About this artwork
Lingotto was made in the year that Merz began exhibiting with other artists associated with the Arte Povera movement. The bundles of brushwood create an imposing sculpture and are characteristic of the group’s employment of humble materials. Over the brushwood a block of beeswax rests on a steel framework, evoking a single gold bar – ‘lingotto’ means ‘ingot’ in Italian. Lingotto is also the district in the artist’s home city of Turin, famous for the Fiat factory, a modernist yellow building, where his father worked. Together these disparate references suggest the contrasts between poor and luxury and rural and modern, urban existence.
- title: Lingotto
- accession number: AR00608
- artist: Mario MerzItalian (1925 - 2003)
- gallery: In Storage
- object type: Installation
- materials: Brush-wood, beeswax and steel
- date created: 1968
- measurements: 262.00 x 313.00 x 114.00 cm
- credit line: ARTIST ROOMS National Galleries of Scotland and Tate.
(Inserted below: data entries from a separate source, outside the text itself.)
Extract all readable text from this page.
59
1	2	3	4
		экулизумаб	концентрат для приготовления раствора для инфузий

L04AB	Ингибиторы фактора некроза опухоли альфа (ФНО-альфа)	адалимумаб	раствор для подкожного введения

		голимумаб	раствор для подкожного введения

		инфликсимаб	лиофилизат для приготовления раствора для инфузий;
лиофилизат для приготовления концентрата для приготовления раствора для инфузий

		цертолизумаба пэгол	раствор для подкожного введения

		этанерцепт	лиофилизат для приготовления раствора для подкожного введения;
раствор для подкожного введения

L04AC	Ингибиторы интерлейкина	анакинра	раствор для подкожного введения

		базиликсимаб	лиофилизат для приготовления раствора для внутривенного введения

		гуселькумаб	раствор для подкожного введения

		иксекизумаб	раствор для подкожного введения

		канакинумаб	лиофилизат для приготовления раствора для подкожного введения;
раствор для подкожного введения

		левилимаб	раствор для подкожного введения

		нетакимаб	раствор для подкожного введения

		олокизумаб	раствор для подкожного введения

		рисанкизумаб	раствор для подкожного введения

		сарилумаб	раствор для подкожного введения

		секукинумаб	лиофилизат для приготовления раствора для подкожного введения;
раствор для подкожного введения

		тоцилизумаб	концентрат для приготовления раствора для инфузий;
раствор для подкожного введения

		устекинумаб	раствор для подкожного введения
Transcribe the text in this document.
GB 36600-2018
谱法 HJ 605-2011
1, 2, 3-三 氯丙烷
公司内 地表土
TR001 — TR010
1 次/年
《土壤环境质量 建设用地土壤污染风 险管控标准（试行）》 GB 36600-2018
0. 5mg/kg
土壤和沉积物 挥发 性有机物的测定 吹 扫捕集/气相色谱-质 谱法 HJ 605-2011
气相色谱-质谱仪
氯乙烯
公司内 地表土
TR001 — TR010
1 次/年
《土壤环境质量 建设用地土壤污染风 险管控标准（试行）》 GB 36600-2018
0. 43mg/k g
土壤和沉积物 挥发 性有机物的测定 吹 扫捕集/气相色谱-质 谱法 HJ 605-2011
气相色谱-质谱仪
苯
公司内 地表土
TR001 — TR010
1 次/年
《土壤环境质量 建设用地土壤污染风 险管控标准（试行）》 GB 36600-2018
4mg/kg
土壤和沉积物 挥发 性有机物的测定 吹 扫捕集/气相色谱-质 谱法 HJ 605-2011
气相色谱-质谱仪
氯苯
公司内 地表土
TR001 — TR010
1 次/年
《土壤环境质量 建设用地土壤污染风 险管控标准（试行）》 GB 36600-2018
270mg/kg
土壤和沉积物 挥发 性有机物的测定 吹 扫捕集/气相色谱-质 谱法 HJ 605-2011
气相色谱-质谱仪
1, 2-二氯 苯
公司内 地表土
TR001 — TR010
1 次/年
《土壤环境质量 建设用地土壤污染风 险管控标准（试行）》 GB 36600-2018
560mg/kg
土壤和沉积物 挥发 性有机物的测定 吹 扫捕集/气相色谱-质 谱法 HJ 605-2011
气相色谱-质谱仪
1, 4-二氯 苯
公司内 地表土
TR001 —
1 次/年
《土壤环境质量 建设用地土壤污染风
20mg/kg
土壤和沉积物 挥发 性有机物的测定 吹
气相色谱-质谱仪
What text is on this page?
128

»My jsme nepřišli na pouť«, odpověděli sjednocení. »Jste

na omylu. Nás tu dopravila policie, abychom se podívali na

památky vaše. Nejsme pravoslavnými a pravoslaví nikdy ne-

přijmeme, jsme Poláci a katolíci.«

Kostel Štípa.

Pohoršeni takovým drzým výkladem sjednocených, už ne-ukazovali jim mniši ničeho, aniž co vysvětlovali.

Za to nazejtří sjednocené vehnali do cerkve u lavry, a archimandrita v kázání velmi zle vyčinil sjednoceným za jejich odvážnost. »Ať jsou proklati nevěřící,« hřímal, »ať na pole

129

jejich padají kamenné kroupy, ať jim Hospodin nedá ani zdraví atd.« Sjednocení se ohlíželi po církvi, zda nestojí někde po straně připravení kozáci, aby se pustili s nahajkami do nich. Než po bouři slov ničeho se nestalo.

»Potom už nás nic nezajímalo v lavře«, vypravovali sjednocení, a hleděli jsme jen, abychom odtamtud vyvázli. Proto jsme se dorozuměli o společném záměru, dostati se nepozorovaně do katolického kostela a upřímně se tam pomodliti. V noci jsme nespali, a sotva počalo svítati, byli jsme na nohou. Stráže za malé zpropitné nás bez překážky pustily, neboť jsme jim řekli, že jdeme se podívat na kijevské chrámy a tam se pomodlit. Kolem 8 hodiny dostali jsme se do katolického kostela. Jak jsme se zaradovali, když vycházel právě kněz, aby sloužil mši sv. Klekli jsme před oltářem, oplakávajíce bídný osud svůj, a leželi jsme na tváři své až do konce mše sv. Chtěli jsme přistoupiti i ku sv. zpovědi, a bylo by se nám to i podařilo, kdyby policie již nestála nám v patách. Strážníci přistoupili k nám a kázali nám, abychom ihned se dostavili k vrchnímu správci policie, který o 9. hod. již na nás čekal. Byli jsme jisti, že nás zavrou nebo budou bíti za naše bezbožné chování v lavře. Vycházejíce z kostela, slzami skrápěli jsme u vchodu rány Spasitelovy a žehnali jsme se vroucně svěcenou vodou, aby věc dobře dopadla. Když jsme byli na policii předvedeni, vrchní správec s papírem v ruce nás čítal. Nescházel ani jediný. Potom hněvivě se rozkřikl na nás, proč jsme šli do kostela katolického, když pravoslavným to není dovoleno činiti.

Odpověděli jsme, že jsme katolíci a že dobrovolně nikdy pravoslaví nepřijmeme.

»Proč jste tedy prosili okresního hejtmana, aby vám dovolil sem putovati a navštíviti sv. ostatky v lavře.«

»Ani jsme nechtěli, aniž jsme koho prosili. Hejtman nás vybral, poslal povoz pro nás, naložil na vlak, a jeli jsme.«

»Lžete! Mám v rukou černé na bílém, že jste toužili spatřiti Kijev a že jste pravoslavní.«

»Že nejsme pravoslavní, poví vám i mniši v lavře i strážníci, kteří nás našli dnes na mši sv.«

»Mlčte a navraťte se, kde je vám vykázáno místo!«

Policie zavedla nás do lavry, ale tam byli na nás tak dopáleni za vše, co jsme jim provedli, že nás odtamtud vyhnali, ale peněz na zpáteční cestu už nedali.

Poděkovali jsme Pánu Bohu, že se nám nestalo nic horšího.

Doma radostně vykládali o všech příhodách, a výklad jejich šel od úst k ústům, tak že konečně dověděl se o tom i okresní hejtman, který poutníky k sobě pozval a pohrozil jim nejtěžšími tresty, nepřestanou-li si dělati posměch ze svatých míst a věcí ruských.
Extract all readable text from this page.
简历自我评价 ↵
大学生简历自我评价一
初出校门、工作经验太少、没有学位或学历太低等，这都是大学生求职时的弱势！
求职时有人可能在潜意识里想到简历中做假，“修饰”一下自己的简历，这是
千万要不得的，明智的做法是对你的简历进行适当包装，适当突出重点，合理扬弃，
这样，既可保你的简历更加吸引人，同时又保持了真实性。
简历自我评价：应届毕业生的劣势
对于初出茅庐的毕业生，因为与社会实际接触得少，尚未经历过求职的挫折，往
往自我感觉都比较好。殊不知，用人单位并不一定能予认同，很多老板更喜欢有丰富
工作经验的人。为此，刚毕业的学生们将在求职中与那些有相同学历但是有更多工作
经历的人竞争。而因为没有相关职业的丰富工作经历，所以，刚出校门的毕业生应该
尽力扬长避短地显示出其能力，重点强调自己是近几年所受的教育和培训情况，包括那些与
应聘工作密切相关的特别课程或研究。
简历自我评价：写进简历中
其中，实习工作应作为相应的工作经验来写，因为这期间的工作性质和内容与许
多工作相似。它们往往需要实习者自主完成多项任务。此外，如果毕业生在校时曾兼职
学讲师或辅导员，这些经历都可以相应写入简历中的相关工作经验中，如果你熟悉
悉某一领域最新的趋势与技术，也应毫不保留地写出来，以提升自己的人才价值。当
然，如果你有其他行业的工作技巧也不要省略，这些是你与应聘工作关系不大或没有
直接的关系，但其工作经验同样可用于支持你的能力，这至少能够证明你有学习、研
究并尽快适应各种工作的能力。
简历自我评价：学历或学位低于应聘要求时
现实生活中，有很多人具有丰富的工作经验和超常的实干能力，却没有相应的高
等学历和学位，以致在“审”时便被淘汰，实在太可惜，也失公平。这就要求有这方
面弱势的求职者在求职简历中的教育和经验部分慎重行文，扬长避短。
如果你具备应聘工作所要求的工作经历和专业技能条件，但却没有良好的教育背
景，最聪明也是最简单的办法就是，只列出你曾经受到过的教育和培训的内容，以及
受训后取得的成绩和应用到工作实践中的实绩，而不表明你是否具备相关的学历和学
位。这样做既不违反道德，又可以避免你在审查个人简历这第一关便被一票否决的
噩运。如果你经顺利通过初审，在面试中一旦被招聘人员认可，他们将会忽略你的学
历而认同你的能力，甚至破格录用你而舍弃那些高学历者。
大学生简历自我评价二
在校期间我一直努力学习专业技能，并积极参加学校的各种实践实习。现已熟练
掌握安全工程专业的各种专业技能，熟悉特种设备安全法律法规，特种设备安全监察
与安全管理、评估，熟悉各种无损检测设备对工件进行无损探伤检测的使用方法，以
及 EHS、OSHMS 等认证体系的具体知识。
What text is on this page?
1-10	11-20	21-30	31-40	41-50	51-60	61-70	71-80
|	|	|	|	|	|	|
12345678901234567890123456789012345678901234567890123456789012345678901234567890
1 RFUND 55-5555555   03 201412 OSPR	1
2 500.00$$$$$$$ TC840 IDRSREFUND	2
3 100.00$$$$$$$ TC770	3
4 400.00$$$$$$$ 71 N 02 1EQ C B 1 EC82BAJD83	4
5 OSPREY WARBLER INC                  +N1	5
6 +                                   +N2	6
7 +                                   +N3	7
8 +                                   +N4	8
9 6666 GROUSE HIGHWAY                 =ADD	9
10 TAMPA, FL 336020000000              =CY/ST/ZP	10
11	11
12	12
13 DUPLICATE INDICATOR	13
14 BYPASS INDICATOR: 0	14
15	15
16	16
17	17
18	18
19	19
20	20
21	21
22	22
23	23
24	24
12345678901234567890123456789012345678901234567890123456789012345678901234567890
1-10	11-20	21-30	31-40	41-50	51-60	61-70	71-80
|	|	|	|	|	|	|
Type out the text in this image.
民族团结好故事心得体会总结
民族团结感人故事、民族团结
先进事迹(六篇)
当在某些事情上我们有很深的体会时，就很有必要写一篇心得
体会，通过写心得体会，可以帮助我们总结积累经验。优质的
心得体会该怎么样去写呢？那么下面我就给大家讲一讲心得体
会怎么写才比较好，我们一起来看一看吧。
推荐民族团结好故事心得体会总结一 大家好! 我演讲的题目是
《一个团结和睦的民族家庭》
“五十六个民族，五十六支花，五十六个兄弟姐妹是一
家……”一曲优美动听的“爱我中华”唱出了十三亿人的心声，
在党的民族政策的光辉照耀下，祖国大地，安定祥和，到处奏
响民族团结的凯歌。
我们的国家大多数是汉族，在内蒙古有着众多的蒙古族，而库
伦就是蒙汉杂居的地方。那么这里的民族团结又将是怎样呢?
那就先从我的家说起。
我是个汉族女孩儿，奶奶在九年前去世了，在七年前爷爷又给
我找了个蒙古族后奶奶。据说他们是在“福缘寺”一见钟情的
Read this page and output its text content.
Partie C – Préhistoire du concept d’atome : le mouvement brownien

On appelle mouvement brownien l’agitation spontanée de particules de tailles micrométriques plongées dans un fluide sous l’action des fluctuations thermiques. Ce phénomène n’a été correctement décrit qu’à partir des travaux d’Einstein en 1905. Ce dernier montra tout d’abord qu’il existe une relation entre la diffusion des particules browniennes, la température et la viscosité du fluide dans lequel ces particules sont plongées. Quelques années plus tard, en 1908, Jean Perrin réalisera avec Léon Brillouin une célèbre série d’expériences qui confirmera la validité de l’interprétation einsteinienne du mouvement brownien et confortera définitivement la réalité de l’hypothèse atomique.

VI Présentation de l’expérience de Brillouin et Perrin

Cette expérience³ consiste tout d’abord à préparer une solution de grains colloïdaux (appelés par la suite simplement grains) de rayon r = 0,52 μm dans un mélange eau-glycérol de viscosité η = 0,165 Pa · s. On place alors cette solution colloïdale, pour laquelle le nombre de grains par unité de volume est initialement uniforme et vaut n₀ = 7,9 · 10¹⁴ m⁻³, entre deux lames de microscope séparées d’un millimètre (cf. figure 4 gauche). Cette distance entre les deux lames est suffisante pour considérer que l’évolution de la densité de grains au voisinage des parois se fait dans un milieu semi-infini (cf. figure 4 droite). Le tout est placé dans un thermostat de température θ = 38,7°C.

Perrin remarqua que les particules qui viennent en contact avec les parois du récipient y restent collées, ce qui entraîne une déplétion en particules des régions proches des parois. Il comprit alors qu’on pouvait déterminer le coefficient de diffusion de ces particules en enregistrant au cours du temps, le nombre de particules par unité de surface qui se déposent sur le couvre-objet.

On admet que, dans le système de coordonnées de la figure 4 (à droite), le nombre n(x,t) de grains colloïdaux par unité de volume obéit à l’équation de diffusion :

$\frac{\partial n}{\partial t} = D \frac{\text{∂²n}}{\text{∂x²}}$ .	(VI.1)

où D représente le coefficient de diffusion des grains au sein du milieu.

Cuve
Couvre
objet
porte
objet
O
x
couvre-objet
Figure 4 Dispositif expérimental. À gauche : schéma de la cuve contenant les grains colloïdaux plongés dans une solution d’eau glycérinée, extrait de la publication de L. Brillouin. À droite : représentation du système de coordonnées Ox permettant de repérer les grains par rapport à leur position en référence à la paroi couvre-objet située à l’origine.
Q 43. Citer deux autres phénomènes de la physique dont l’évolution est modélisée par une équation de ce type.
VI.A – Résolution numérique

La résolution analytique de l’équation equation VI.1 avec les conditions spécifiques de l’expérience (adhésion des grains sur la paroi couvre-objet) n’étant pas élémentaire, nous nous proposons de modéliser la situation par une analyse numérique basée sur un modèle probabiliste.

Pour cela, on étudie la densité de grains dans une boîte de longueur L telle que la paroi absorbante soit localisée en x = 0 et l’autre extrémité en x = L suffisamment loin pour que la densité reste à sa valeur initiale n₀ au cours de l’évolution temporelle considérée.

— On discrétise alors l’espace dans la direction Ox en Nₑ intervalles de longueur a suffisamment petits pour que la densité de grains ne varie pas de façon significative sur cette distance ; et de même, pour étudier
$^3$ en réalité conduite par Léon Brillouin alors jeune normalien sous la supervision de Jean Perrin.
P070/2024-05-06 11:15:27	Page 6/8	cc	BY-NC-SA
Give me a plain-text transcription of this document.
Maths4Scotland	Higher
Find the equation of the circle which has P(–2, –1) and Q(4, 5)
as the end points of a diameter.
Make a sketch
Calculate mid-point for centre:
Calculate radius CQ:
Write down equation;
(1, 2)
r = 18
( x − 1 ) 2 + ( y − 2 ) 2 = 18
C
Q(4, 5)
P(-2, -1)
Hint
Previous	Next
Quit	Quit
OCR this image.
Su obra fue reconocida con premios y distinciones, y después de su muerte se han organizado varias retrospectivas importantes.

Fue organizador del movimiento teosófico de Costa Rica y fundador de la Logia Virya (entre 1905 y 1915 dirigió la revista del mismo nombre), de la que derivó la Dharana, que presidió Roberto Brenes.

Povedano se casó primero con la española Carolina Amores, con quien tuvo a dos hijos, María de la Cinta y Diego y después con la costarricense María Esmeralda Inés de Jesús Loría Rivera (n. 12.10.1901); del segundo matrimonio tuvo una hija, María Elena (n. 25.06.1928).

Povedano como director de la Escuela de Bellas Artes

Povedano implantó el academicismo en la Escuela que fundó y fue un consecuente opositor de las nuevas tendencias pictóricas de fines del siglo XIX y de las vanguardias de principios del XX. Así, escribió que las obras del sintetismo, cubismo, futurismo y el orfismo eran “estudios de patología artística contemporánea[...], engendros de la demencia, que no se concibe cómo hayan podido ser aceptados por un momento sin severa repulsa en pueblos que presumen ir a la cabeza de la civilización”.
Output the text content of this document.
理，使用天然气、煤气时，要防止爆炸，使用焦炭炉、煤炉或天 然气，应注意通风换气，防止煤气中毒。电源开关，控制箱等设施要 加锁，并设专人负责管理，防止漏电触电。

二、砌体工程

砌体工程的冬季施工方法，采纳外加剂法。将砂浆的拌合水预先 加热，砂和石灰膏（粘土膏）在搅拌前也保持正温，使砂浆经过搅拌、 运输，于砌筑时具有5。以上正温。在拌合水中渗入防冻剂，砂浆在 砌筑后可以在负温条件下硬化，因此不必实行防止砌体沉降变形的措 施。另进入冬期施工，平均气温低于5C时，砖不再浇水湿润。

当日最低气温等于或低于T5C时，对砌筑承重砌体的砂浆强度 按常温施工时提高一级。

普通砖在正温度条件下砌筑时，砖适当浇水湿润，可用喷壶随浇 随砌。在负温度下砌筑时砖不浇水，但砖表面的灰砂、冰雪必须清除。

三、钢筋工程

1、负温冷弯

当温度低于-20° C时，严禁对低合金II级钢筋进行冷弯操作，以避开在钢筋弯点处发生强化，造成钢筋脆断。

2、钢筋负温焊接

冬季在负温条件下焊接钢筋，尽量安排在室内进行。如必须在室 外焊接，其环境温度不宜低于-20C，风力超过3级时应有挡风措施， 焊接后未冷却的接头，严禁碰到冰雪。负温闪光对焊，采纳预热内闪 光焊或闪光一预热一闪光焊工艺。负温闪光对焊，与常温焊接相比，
Acquired jointly through The d'Offay Donation with assistance from the National Heritage Memorial Fund and the Art Fund 2008
- copyright: © Collezione Privata, Torino
Merz belonged to the generation of artists that emerged in the wake of World War II, who exposed traditional painting and sculpture to a new range of mediums and forms. Born in Milan, he was a major figure in the ‘Arte Povera’ movement and his work is characterised by a close connection with nature. Using familiar and humble materials, Merz often juxtaposed the organic and inorganic, exploring experiences of life and humanity. Ideas regarding infinity and repetition are also central to his work and he is perhaps most famous for his igloo constructions and his fascination with the Fibonacci sequence (the mathematical formula for growth patterns found in many forms of life).